Helena relata que, aunque su horario oficial puede terminar a las 22:30, a veces la salida se prolonga hasta medianoche. “Pero como fichas sí o sí, al final de mes te pagan absolutamente todo”, asegura.
Un salario muy superior al español
La estudiante detalla que el sueldo mínimo en Irlanda se sitúa actualmente en torno a 13 euros la hora, según datos de Trading Economics está exactamente en 13,5 euros la hora. En su caso, ha estado cobrando aproximadamente 14 euros la hora, una cifra que aumenta durante los turnos especiales: los domingos alrededor de 22 €/hora y los festivos llamados 'Bank Holidays' hasta 29 €/hora.

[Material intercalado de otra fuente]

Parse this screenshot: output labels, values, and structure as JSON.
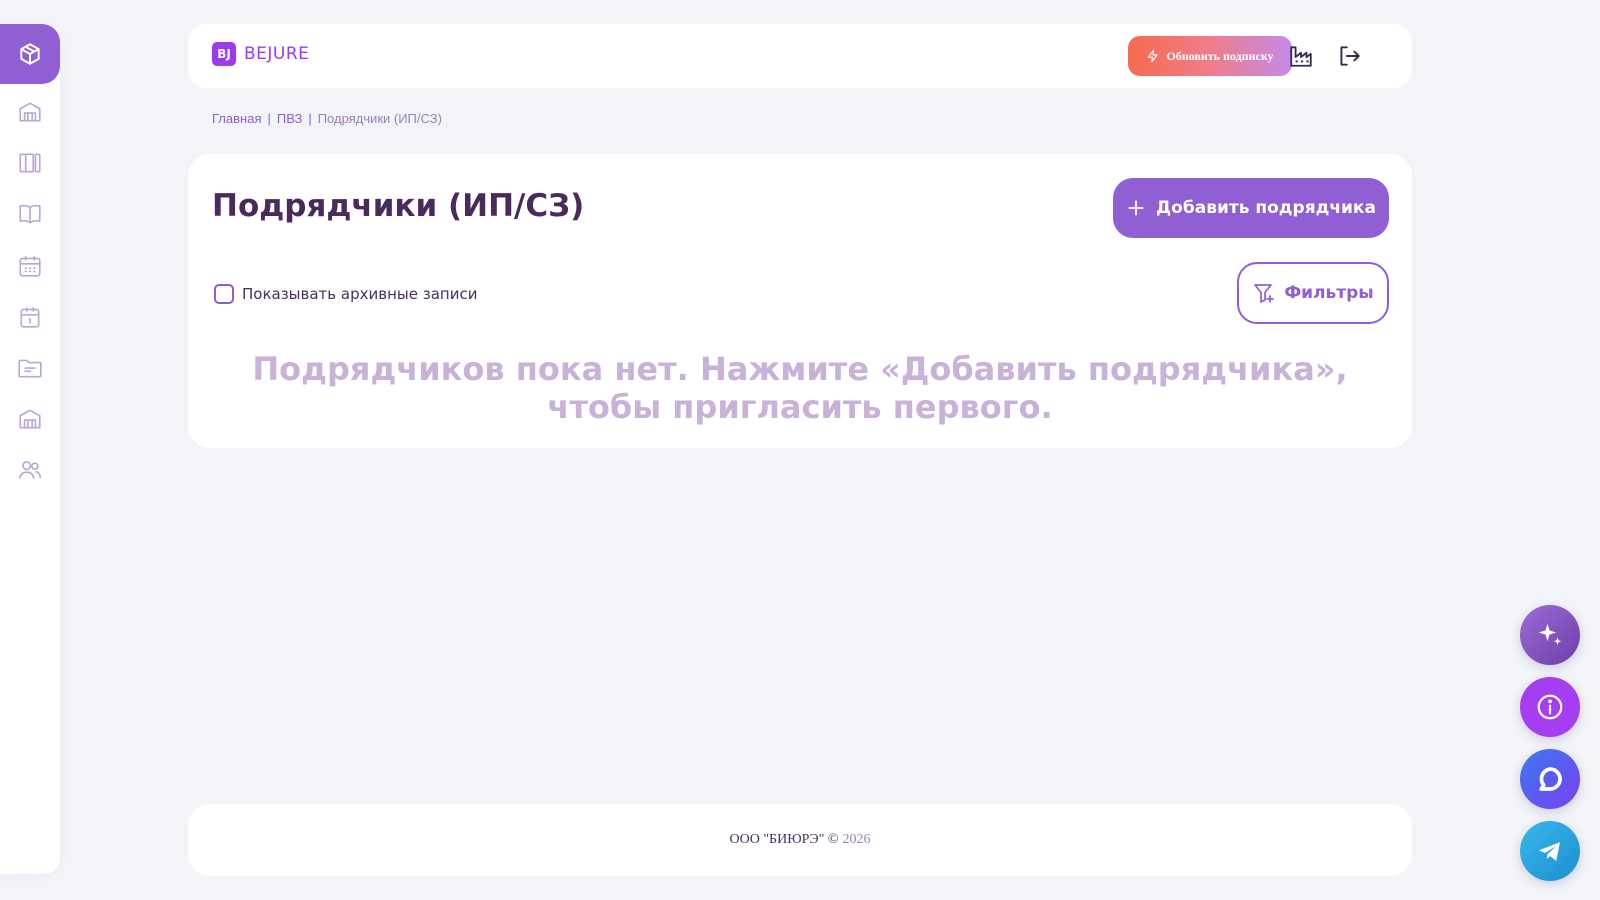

“Estoy cobrando lo mínimo, y aun así está muy bien”, reconoce. Esta diferencia salarial, afirma, le permite tener mucho más tiempo libre y poder compaginar trabajo y estudios sin la presión económica que sentía en España.
Un fenómeno común entre jóvenes en el extranjero
Su experiencia coincide con la de otros españoles que emigran a países como Irlanda o Australia en busca de mejores condiciones laborales. “Pasa también en Australia, por muchas menos horas, cobras lo mismo o incluso más”, comenta en la entrevista.

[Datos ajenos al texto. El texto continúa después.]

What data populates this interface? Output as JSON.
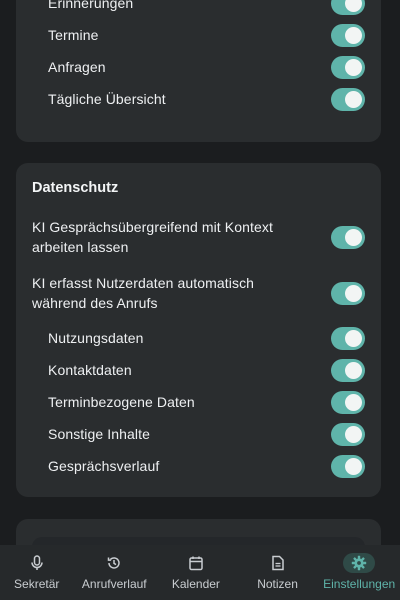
{
  "notifications": {
    "items": [
      {
        "label": "Erinnerungen",
        "on": true
      },
      {
        "label": "Termine",
        "on": true
      },
      {
        "label": "Anfragen",
        "on": true
      },
      {
        "label": "Tägliche Übersicht",
        "on": true
      }
    ]
  },
  "privacy": {
    "title": "Datenschutz",
    "context_label": "KI Gesprächsübergreifend mit Kontext arbeiten lassen",
    "context_on": true,
    "capture_label": "KI erfasst Nutzerdaten automatisch während des Anrufs",
    "capture_on": true,
    "items": [
      {
        "label": "Nutzungsdaten",
        "on": true
      },
      {
        "label": "Kontaktdaten",
        "on": true
      },
      {
        "label": "Terminbezogene Daten",
        "on": true
      },
      {
        "label": "Sonstige Inhalte",
        "on": true
      },
      {
        "label": "Gesprächsverlauf",
        "on": true
      }
    ]
  },
  "nav": {
    "items": [
      {
        "label": "Sekretär",
        "icon": "microphone-icon"
      },
      {
        "label": "Anrufverlauf",
        "icon": "history-icon"
      },
      {
        "label": "Kalender",
        "icon": "calendar-icon"
      },
      {
        "label": "Notizen",
        "icon": "notes-icon"
      },
      {
        "label": "Einstellungen",
        "icon": "gear-icon",
        "active": true
      }
    ]
  },
  "colors": {
    "accent": "#5fb4aa",
    "background": "#1b1d1f",
    "card": "#2a2d2f"
  }
}
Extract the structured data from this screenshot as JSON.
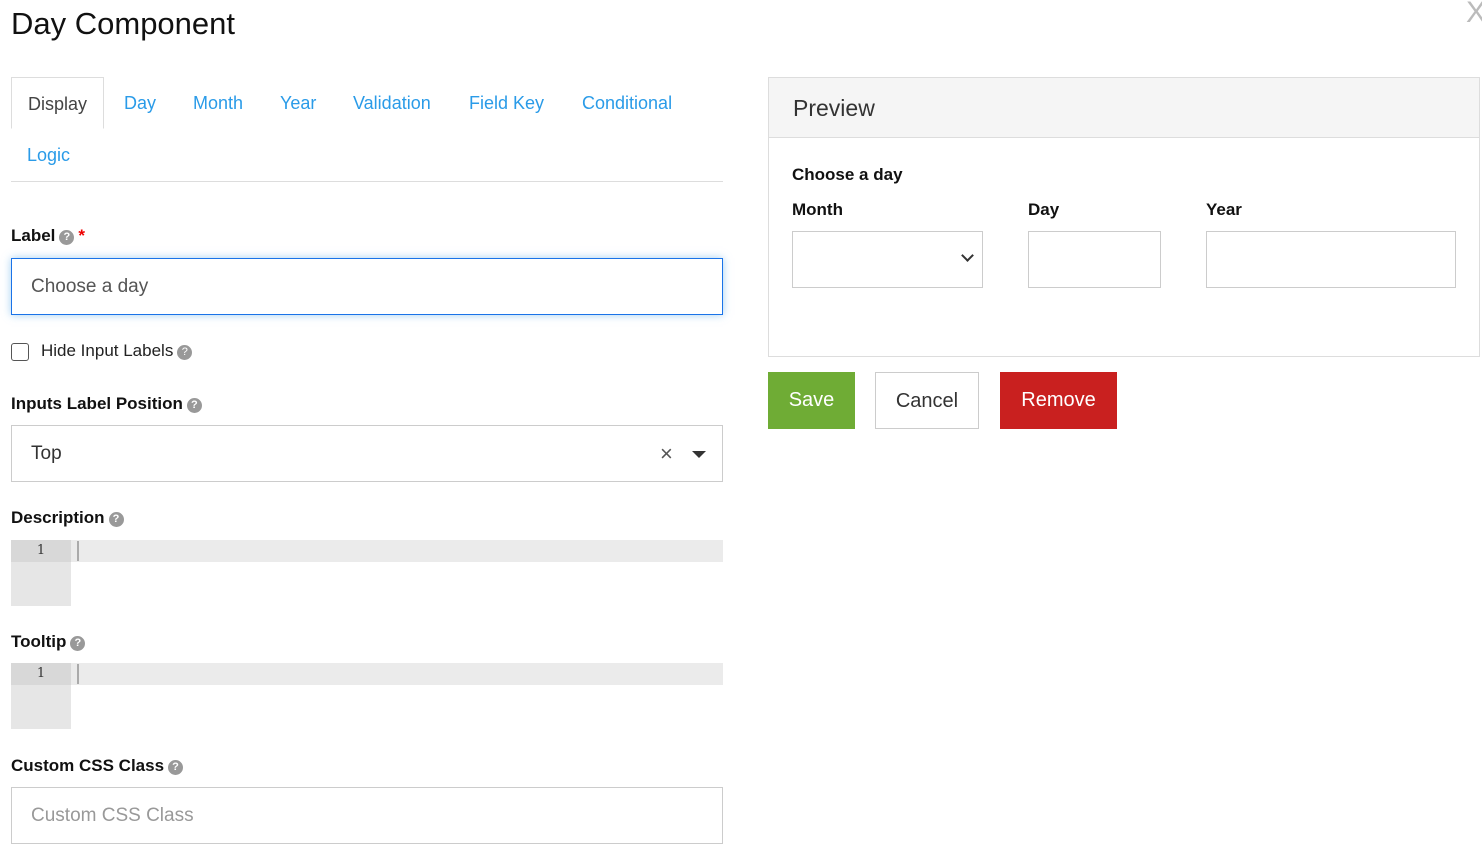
{
  "title": "Day Component",
  "close_label": "X",
  "tabs": [
    "Display",
    "Day",
    "Month",
    "Year",
    "Validation",
    "Field Key",
    "Conditional",
    "Logic"
  ],
  "form": {
    "label": {
      "label": "Label",
      "required": "*",
      "value": "Choose a day"
    },
    "hide_labels": {
      "label": "Hide Input Labels",
      "checked": false
    },
    "label_position": {
      "label": "Inputs Label Position",
      "value": "Top",
      "clear": "×"
    },
    "description": {
      "label": "Description",
      "line": "1"
    },
    "tooltip": {
      "label": "Tooltip",
      "line": "1"
    },
    "css": {
      "label": "Custom CSS Class",
      "placeholder": "Custom CSS Class"
    }
  },
  "preview": {
    "title": "Preview",
    "field_label": "Choose a day",
    "month": "Month",
    "day": "Day",
    "year": "Year"
  },
  "buttons": {
    "save": "Save",
    "cancel": "Cancel",
    "remove": "Remove"
  },
  "colors": {
    "save": "#6fac35",
    "remove": "#c9201f",
    "link": "#2a9be8"
  }
}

La emigración de jóvenes españoles hacia otros países continúa en aumento, impulsada principalmente por la búsqueda de mejores salarios, estabilidad y capacidad de ahorro, algo difícil de conseguir en España. La combinación de sueldos bajos, un elevado coste de vida y el precio prohibitivo de la vivienda convierte la emancipación en un objetivo casi inalcanzable para gran parte de la juventud.

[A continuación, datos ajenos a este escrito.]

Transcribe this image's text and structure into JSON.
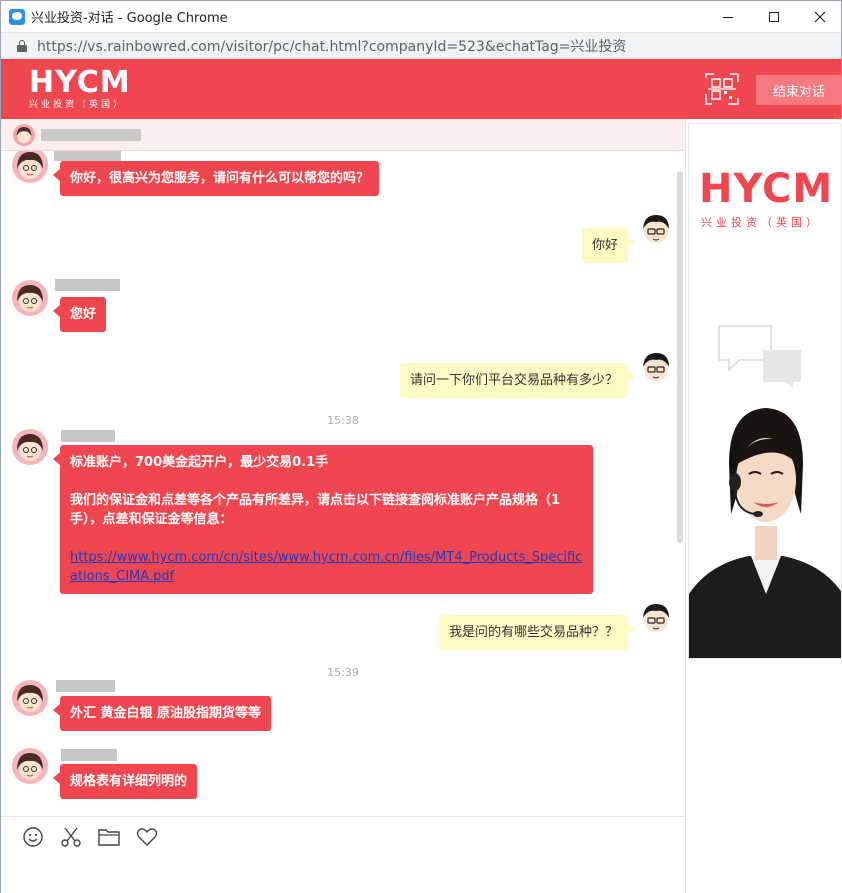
{
  "window": {
    "title": "兴业投资-对话 - Google Chrome",
    "url": "https://vs.rainbowred.com/visitor/pc/chat.html?companyId=523&echatTag=兴业投资"
  },
  "header": {
    "logo_main": "HYCM",
    "logo_sub": "兴业投资（英国）",
    "end_chat_label": "结束对话",
    "brand_color": "#f0464f"
  },
  "agent_bar": {
    "avatar_icon": "agent-avatar-icon"
  },
  "messages": [
    {
      "from": "agent",
      "text": "你好，很高兴为您服务，请问有什么可以帮您的吗？"
    },
    {
      "from": "user",
      "text": "你好"
    },
    {
      "from": "agent",
      "text": "您好"
    },
    {
      "from": "user",
      "text": "请问一下你们平台交易品种有多少？"
    },
    {
      "time": "15:38"
    },
    {
      "from": "agent",
      "line1": "标准账户，700美金起开户，最少交易0.1手",
      "line2": "我们的保证金和点差等各个产品有所差异，请点击以下链接查阅标准账户产品规格（1手），点差和保证金等信息：",
      "link": "https://www.hycm.com/cn/sites/www.hycm.com.cn/files/MT4_Products_Specifications_CIMA.pdf"
    },
    {
      "from": "user",
      "text": "我是问的有哪些交易品种？？"
    },
    {
      "time": "15:39"
    },
    {
      "from": "agent",
      "text": "外汇 黄金白银 原油股指期货等等"
    },
    {
      "from": "agent",
      "text": "规格表有详细列明的"
    }
  ],
  "toolbar": {
    "icons": [
      "emoji-icon",
      "scissors-icon",
      "folder-icon",
      "heart-icon"
    ]
  },
  "right_panel": {
    "brand_main": "HYCM",
    "brand_sub": "兴业投资（英国）"
  }
}
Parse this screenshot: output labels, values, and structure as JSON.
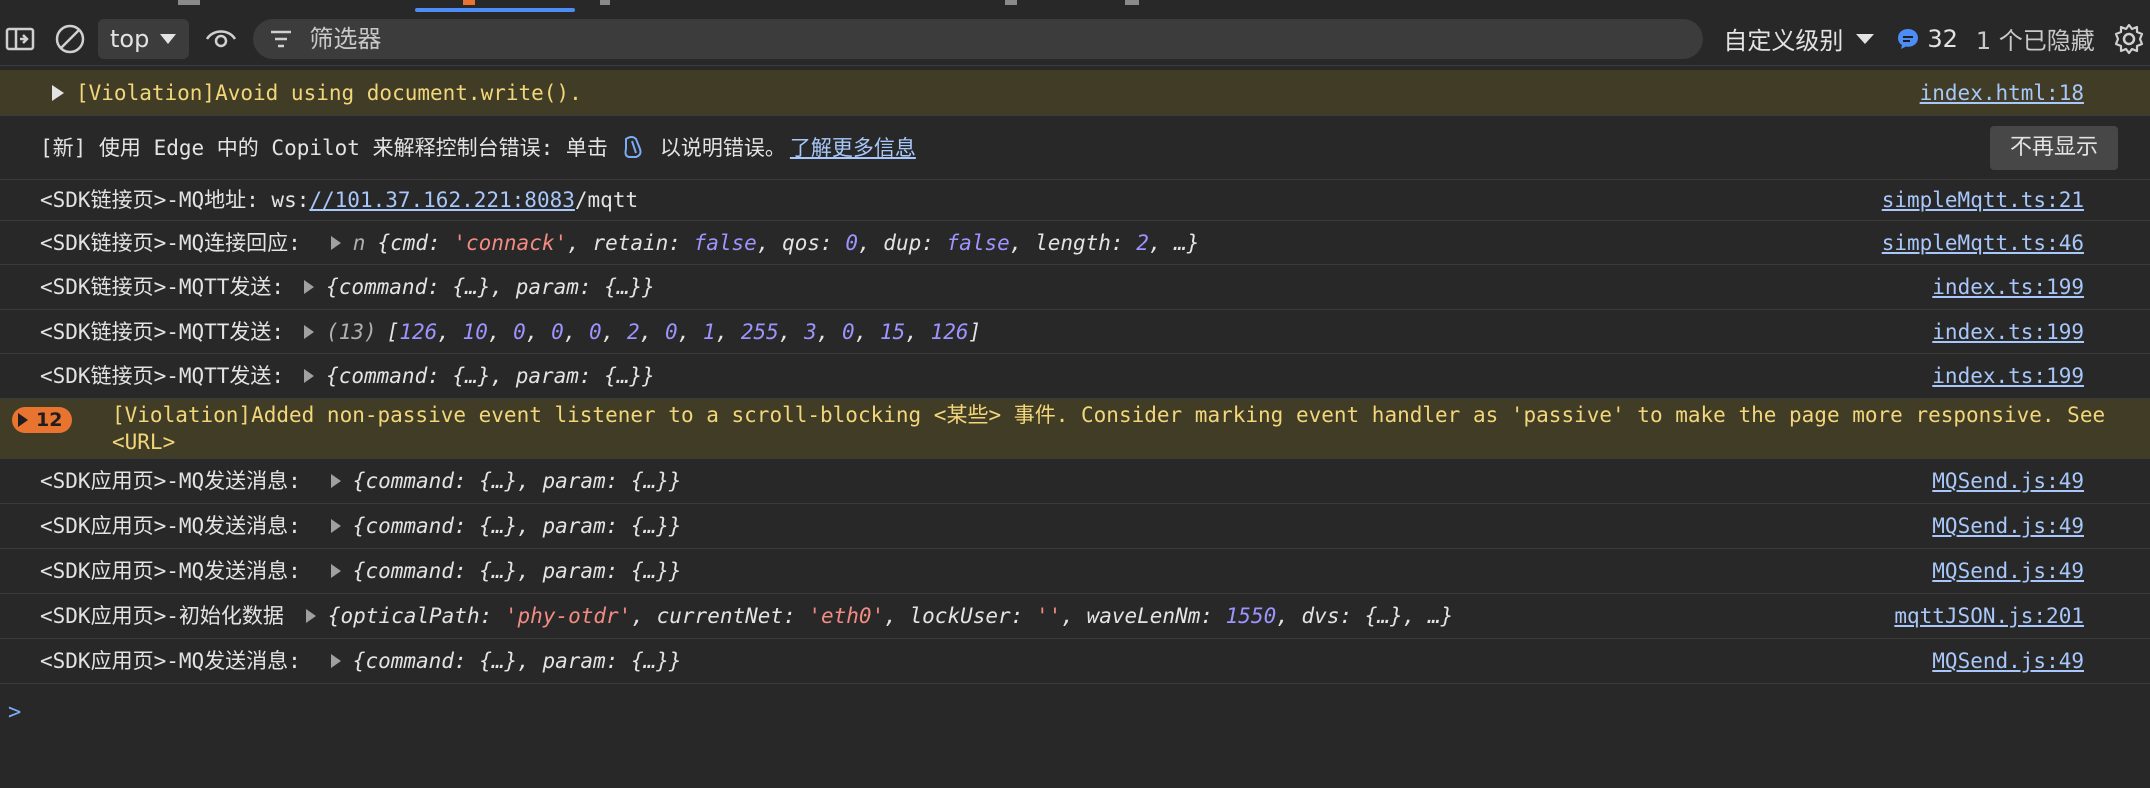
{
  "toolbar": {
    "context": "top",
    "filter_placeholder": "筛选器",
    "levels_label": "自定义级别",
    "issues_count": "32",
    "hidden_label": "1 个已隐藏"
  },
  "colors": {
    "accent": "#4c8df6",
    "warning_bg": "#413c26",
    "badge": "#e8742f",
    "link": "#a8c7fa"
  },
  "rows": {
    "r0": {
      "text": "[Violation]Avoid using document.write().",
      "source": "index.html:18"
    },
    "r1": {
      "before": "[新] 使用 Edge 中的 Copilot 来解释控制台错误: 单击",
      "after": "以说明错误。",
      "link": "了解更多信息",
      "button": "不再显示"
    },
    "r2": {
      "prefix": "<SDK链接页>-MQ地址: ws:",
      "url": "//101.37.162.221:8083",
      "suffix": "/mqtt",
      "source": "simpleMqtt.ts:21"
    },
    "r3": {
      "prefix": "<SDK链接页>-MQ连接回应:",
      "class_name": "n",
      "source": "simpleMqtt.ts:46"
    },
    "r4": {
      "prefix": "<SDK链接页>-MQTT发送:",
      "obj": "{command: {…}, param: {…}}",
      "source": "index.ts:199"
    },
    "r5": {
      "prefix": "<SDK链接页>-MQTT发送:",
      "len": "(13)",
      "source": "index.ts:199"
    },
    "r6": {
      "prefix": "<SDK链接页>-MQTT发送:",
      "obj": "{command: {…}, param: {…}}",
      "source": "index.ts:199"
    },
    "r7": {
      "count": "12",
      "line1": "[Violation]Added non-passive event listener to a scroll-blocking <某些> 事件. Consider marking event handler as 'passive' to make the page more responsive. See",
      "line2": "<URL>"
    },
    "r8": {
      "prefix": "<SDK应用页>-MQ发送消息:",
      "obj": "{command: {…}, param: {…}}",
      "source": "MQSend.js:49"
    },
    "r9": {
      "prefix": "<SDK应用页>-MQ发送消息:",
      "obj": "{command: {…}, param: {…}}",
      "source": "MQSend.js:49"
    },
    "r10": {
      "prefix": "<SDK应用页>-MQ发送消息:",
      "obj": "{command: {…}, param: {…}}",
      "source": "MQSend.js:49"
    },
    "r11": {
      "prefix": "<SDK应用页>-初始化数据",
      "source": "mqttJSON.js:201"
    },
    "r12": {
      "prefix": "<SDK应用页>-MQ发送消息:",
      "obj": "{command: {…}, param: {…}}",
      "source": "MQSend.js:49"
    }
  },
  "r3_obj": {
    "cmd_key": "cmd",
    "cmd_val": "'connack'",
    "retain_key": "retain",
    "retain_val": "false",
    "qos_key": "qos",
    "qos_val": "0",
    "dup_key": "dup",
    "dup_val": "false",
    "length_key": "length",
    "length_val": "2"
  },
  "r5_vals": [
    "126",
    "10",
    "0",
    "0",
    "0",
    "2",
    "0",
    "1",
    "255",
    "3",
    "0",
    "15",
    "126"
  ],
  "r11_obj": {
    "k1": "opticalPath",
    "v1": "'phy-otdr'",
    "k2": "currentNet",
    "v2": "'eth0'",
    "k3": "lockUser",
    "v3": "''",
    "k4": "waveLenNm",
    "v4": "1550",
    "k5": "dvs",
    "v5": "{…}"
  }
}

En contraste, destinos como Suiza, Irlanda o Alemania ofrecen salarios muy superiores que permiten ahorrar cantidades impensables en España además de condiciones laborales más justas y previsibles. Todo ello ocurre en un contexto marcado por altas tasas de paro juvenil y normas laborales poco competitivas en España, factores que empujan a muchos jóvenes a buscar en el extranjero la estabilidad y el futuro que no logran alcanzar en su propio país.